In the new study, the researchers used unique resources to find out the underlying genetic factors, leading to suicidal tendencies. Findings of the study were published in the November issue of Molecular Psychiatry. Through an approach to discover the genes that increase the risk of suicide, the research team successfully identified genetic changes in four genes – SP110, AGBL2, SUCLA2 and APH1B.
Focusing on the study of suicidal history in 43 high-risk families provides a more genetically equivalent group amplifying the risks of suicide based on genes while minimizing probable risks such as stress, unemployment, and accessibility to lethal means. The genealogical information of the families traces back nine generations.
The research team scanned the genetic variation in over 1,300 DNA samples of people who died of suicide in Utah.

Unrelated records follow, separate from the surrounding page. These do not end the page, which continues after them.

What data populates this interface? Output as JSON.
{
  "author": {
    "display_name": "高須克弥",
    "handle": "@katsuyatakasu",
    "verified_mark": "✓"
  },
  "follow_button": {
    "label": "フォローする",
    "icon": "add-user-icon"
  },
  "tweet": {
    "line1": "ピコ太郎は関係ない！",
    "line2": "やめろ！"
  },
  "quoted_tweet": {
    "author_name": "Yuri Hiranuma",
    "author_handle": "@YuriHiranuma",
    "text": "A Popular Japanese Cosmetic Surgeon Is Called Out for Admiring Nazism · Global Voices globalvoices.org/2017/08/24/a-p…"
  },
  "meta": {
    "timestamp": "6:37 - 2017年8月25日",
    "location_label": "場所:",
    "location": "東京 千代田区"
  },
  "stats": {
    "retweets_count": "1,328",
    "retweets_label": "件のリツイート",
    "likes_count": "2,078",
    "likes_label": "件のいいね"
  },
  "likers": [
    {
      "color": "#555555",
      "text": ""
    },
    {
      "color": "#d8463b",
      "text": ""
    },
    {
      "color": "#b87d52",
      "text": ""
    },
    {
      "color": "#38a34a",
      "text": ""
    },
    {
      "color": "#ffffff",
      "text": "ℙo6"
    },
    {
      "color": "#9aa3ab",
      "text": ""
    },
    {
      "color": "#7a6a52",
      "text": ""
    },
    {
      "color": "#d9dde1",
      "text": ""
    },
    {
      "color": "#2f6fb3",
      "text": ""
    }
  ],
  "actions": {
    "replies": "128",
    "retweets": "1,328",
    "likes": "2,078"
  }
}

Further, they correlated the DNA results to the database of population in the state, containing genealogical information as well as the latest medical records from nearly 8 million individuals along with death certificates tracing back to 1904.
Through the new study, the team detected particular changes in four genes. In addition, they identified about 207 genes that may play an important role in increasing the risks of suicide. Of these, eighteen genes have been previously linked to suicide risk, fifteen of previously identified genes showed connection between inflammatory conditions and mental health.
As most of the suicide cases were from a particular region, the new study had various limitations. Further, not all the people with a DNA sample had medical record to clarify a mental health diagnosis. First author Hilary Coon said that suicide is a complex human condition, there may be wide range of genetic changes, making one vulnerable to the suicide risk, but other factors may also alter that risk.